In June 2018 the Greyston Foundation launched the Center for Open Hiring to develop best practices and advise other businesses on how to extend their definition of who is employable.  The goal, says Brady, is to “make Open Hiring a common practice throughout the world.” The center has already partnered with a similar foundation in the Netherlands, which is facing its own issues around refugee and senior employment discrimination. 

Brady says that companies there are hungry for solutions to remedy social inequality, but American businesses tend to be more cautious. And while more and more have embraced corporate philanthropy and social benefit initiatives, Brady believes these efforts only go so far. “That volunteer day is great,” he says, “but it doesn’t change people’s lives.” 

Instead, he wants to flip the narrative about who is employable on its head, and create pathways for more people to enter and thrive in the workforce. “I want to inspire every business in the country to hire 10 people who need a break.  To say ‘Let’s take a chance to hire someone who doesn’t fit,’” he says.  “Now I’m solving some real problems around income inequality and poverty and criminal justice.”  

Mindfulness in Action

“Mindfulness is, for lack of a better term, fully baked into the business,” Brady says.

Brady explains the organization’s foundational belief in the concept of PathMaking, or that everyone is on their own individual life journey. If an employee is struggling in any area outside of work, such as with housing or childcare, the company is invested in trying to support them. Greyston works closely with social-service providers in the community, to make sure that employees get the help they need—something that hearkens back to Bernie Glassman’s original vision. 

Brady acknowledges that this level of involvement in an employee’s life might seem like more than what many companies are willing to do, but he’s pragmatic. “We need our business to be successful,” he says. “I want this team member to overcome this issue so they can be successful in life, but also so they can come to work. If someone is concerned about childcare, are they going to be mindful on the line? The answer is no.”

On the other side of this human-to-human support, Brady says, “What I get is a team member, for as long as they’re at Greyston, they’re committed. They’re working hard.” He notes that retention levels at the bakery are higher than the industry average.

Not everyone who comes through the program ends up working for or staying at the bakery. “We take people in without judgment; we also let people go without judgment,” Brady says.

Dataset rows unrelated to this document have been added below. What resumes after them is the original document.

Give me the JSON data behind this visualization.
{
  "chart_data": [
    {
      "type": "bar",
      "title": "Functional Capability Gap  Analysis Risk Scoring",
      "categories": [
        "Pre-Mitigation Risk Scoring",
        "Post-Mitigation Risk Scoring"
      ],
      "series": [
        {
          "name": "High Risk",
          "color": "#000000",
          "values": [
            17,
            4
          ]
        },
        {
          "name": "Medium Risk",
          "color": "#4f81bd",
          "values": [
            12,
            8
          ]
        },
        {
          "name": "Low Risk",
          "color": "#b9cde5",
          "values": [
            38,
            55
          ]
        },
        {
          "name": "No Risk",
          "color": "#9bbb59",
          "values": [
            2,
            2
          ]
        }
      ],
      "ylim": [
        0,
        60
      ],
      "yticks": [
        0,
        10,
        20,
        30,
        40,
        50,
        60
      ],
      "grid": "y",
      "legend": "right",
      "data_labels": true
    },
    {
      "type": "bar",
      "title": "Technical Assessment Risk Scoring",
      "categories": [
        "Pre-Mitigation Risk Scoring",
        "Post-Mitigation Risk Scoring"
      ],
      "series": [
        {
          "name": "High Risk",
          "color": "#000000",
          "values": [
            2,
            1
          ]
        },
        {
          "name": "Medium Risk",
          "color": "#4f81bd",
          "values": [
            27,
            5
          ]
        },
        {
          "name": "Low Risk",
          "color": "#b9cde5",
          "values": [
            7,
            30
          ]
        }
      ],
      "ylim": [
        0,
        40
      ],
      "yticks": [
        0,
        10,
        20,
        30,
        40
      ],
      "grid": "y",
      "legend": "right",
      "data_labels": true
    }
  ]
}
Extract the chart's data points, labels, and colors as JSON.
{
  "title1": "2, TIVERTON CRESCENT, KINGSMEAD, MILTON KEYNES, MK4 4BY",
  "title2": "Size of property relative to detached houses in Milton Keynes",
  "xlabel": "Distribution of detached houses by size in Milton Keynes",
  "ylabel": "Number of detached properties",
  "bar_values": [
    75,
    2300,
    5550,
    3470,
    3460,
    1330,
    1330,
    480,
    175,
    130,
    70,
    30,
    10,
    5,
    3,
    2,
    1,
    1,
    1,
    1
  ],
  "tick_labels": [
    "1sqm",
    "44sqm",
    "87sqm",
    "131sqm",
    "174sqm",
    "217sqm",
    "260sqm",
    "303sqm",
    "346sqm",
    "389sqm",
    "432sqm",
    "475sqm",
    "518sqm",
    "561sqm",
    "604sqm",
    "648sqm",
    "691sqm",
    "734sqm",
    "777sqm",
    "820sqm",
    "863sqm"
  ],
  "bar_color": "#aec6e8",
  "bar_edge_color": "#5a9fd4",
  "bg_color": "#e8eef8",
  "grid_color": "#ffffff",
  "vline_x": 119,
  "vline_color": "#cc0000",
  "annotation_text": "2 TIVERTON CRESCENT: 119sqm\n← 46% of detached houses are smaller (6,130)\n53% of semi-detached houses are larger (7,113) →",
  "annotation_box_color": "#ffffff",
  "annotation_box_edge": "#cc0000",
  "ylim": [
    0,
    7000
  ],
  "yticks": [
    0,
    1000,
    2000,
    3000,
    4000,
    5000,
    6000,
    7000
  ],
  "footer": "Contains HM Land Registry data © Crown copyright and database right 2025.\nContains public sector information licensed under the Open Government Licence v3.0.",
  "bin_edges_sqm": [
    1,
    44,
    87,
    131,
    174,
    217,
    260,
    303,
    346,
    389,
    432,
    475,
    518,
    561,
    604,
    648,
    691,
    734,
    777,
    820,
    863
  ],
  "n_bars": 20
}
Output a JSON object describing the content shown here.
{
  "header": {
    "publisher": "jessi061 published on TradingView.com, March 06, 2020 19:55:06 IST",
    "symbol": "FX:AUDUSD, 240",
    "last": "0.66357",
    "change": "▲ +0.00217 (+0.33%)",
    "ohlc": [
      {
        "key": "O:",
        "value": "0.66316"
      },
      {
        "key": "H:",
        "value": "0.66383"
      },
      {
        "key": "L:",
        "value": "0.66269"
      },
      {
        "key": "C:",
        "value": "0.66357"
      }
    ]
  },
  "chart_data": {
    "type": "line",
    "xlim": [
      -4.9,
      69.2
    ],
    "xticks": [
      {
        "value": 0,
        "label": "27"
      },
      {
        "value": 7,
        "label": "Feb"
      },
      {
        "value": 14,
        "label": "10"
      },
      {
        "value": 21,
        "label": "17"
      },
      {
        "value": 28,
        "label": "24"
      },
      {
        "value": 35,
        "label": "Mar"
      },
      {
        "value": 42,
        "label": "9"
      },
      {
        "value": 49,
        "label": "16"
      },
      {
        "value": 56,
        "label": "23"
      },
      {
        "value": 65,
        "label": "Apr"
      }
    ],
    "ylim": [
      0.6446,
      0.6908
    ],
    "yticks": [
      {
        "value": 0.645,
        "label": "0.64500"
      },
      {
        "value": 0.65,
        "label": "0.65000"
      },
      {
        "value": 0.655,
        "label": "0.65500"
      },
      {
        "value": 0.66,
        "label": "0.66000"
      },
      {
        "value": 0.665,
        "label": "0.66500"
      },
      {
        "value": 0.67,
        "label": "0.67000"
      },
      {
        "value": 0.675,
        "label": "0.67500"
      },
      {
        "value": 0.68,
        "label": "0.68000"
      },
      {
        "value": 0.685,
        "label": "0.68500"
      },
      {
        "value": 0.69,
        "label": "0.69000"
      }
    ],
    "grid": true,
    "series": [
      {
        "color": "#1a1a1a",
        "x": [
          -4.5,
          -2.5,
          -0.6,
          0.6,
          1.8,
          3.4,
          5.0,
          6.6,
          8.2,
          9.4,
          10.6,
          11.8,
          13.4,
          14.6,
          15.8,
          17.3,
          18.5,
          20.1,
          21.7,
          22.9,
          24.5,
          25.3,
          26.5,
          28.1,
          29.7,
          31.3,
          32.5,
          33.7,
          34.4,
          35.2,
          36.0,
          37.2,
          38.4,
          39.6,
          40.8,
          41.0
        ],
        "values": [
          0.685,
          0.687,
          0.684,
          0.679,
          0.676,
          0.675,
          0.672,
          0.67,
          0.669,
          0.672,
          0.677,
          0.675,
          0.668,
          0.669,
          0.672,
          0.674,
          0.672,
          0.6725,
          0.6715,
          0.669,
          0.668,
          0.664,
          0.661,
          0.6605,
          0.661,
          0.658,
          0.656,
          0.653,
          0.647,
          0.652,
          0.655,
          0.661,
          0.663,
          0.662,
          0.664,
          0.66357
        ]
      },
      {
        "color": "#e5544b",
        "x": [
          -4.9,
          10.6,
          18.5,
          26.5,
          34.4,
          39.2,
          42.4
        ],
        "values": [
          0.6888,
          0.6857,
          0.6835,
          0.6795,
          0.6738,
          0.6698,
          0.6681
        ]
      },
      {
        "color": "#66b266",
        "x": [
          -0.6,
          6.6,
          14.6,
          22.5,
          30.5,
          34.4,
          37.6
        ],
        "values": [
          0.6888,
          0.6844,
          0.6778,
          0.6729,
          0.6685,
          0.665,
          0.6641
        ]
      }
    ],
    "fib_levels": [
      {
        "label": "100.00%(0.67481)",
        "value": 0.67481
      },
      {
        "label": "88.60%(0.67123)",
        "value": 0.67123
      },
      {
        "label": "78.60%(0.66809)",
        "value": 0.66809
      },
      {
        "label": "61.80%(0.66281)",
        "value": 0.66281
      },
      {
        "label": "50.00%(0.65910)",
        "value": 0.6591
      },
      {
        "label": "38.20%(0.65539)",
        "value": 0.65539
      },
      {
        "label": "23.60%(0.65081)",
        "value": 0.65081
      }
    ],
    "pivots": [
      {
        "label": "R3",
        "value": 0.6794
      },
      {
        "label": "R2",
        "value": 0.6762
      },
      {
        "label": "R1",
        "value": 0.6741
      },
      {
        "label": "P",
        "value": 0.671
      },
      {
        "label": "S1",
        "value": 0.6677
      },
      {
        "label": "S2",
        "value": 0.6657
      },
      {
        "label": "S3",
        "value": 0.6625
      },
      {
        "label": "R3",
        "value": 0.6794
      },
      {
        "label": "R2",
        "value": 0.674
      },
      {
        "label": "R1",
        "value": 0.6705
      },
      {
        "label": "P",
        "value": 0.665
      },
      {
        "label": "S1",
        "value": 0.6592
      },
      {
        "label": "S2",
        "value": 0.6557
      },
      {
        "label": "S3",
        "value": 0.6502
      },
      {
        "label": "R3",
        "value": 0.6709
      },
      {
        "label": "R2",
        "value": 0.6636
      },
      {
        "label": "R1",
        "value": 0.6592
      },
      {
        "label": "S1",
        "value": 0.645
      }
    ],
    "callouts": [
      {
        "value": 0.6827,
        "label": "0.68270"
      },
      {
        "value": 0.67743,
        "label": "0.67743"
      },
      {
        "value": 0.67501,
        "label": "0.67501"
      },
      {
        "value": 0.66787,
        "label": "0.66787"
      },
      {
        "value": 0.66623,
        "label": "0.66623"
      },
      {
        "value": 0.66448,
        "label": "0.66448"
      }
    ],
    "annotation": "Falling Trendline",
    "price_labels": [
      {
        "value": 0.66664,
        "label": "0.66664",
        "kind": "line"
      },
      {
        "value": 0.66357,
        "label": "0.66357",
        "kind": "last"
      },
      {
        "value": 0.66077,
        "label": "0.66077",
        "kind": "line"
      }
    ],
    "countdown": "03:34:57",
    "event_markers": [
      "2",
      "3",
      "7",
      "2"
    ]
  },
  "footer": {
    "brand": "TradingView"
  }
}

The company will even connect employees to other types of job training if they’re ready to move on. “We often say the success isn’t when we give someone a job in Greyston. The success is when they leave Greyston for another job,” he adds.

Retaining or losing employees, especially ones that you’ve invested so much time in, is a concern Brady hears often from business leaders. “There’s a lot of discussion about ‘churn’ at organizations,” he says. “But, if you think that you’ve given someone job skills, what a great thing to celebrate.”